I had one gardener in Jabalpur–a beautiful old man–but I told him, “The moment I catch you cutting anything, you are fired. I love you, I respect you, but I love and respect my trees more, so be careful! Don’t be caught.”

He said, “What kind of garden is this? And I am a gardener–I HAVE to cut. I cannot allow trees to go wild, the whole garden will be destroyed. And if I don’t cut”–he was just working on a rosebush. He said, “If I don’t prune this rosebush then the flowers will be small. I have to go on cutting many buds, then there will be few flowers but really big. And I have been winning prizes my whole life for my flowers’ bigness.”

I said, “You will have to forget about your prizes now, I am not interested in your prizes. I don’t care whether the flower is big or small. If the tree wants to blossom in a hundred flowers, who are you to manage just to create one flower? I understand, your logic is simple: if all the buds are cut then the whole juice of the tree moves into one flower; it certainly becomes big.”

He had been winning prizes. Each year there was a state-wide competition and he was always winning the prizes. In fact I got hold of him just because of that, because that year he had won the prizes, and I saw his flowers and I could not believe…. So I told him, “You just come and be my gardener.”

He said, “What about my salary?”

“Salary” I said, “you decide; gardening I will decide.” Poor man–he was getting only seventy rupees per month, wherever he was working. Now a poor man cannot even imagine much.

I told him, “You decide.”

He must have stretched his whole imagination, and he came up with one hundred and forty–double. He could not believe that I was going to say yes.

He said, “If it is too much then….”

I said, “No, it is not too much. I was wondering how far you could stretch your imagination: only seventy rupees more? Seventy has become a fixed idea in your mind, and asking for one hundred and forty you are feeling guilty. That is decided–if you had asked any amount I was going to give it to you.

But now I am sorry–you have asked one hundred and forty, you get one hundred and forty. But gardening you have to do according to me. No more big flowers, no more exhibitions, because the rosebushes are not interested in exhibition. And they don’t get the prize, you get the prize.”
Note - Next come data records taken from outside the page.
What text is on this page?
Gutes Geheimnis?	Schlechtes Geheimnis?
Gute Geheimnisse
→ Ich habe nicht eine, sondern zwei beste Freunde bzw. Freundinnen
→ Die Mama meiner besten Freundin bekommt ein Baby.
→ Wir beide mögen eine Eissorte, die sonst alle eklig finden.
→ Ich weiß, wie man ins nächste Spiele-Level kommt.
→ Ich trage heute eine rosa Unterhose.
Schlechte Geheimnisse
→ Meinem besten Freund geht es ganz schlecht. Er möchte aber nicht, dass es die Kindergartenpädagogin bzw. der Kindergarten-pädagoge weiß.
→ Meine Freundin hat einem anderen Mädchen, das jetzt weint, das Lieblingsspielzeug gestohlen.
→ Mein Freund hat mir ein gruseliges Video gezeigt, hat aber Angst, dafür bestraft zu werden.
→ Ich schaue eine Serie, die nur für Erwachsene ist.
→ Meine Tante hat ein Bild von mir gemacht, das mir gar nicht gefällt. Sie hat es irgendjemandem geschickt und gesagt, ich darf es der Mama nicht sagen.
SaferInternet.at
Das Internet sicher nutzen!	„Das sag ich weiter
Perhaps Jesus gets the prize because he has cut so many buds and made so many Catholics and so many Christians. Perhaps Krishna gets the prize. But what about these people you are cutting in the name of saving them?
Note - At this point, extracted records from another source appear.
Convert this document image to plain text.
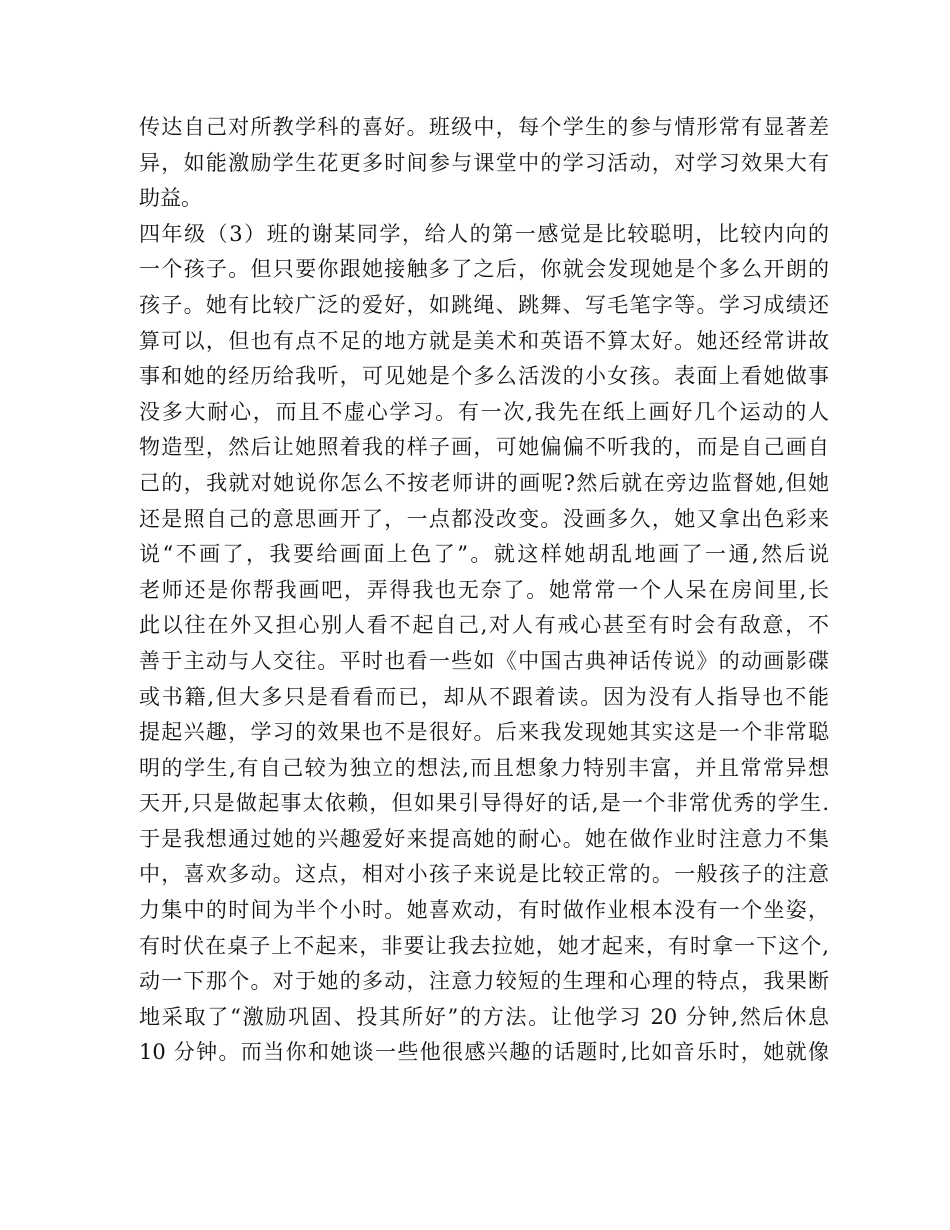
传达自己对所教学科的喜好。班级中，每个学生的参与情形常有显著差
异，如能激励学生花更多时间参与课堂中的学习活动，对学习效果大有
助益。
四年级（3）班的谢某同学，给人的第一感觉是比较聪明，比较内向的
一个孩子。但只要你跟她接触多了之后，你就会发现她是个多么开朗的
孩子。她有比较广泛的爱好，如跳绳、跳舞、写毛笔字等。学习成绩还
算可以，但也有点不足的地方就是美术和英语不算太好。她还经常讲故
事和她的经历给我听，可见她是个多么活泼的小女孩。表面上看她做事
没多大耐心，而且不虚心学习。有一次,我先在纸上画好几个运动的人
物造型，然后让她照着我的样子画，可她偏偏不听我的，而是自己画自
己的，我就对她说你怎么不按老师讲的画呢?然后就在旁边监督她,但她
还是照自己的意思画开了，一点都没改变。没画多久，她又拿出色彩来
说“不画了，我要给画面上色了”。就这样她胡乱地画了一通,然后说
老师还是你帮我画吧，弄得我也无奈了。她常常一个人呆在房间里,长
此以往在外又担心别人看不起自己,对人有戒心甚至有时会有敌意，不
善于主动与人交往。平时也看一些如《中国古典神话传说》的动画影碟
或书籍,但大多只是看看而已，却从不跟着读。因为没有人指导也不能
提起兴趣，学习的效果也不是很好。后来我发现她其实这是一个非常聪
明的学生,有自己较为独立的想法,而且想象力特别丰富，并且常常异想
天开,只是做起事太依赖，但如果引导得好的话,是一个非常优秀的学生.
于是我想通过她的兴趣爱好来提高她的耐心。她在做作业时注意力不集
中，喜欢多动。这点，相对小孩子来说是比较正常的。一般孩子的注意
力集中的时间为半个小时。她喜欢动，有时做作业根本没有一个坐姿，
有时伏在桌子上不起来，非要让我去拉她，她才起来，有时拿一下这个,
动一下那个。对于她的多动，注意力较短的生理和心理的特点，我果断
地采取了“激励巩固、投其所好”的方法。让他学习 20 分钟,然后休息
10 分钟。而当你和她谈一些他很感兴趣的话题时,比如音乐时，她就像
I said, “This is your last year of prizes. Now–if my garden goes wild, let it go wild; that’s what nature wants it to be.”

But his whole life…. Whenever I was out–I would go to the university and he would start doing his thing. I had to come in the middle of the day when he was not expecting me. I had to leave my car far away so he could not see the car coming. And then I would come and I would catch the old man. He would say, “Excuse me–just an old habit! I cannot see this garden being destroyed. And I feel guilty that I am getting double the salary–for what? Just letting this garden get destroyed?”

I said, “It is not destroyed. You have to understand. This is the way it would have been if we were not here; if all men disappeared, it would be this way. Let it be the way it would be if man had not interfered. You can support, you can help, you can be a friend, but don’t be a savior.”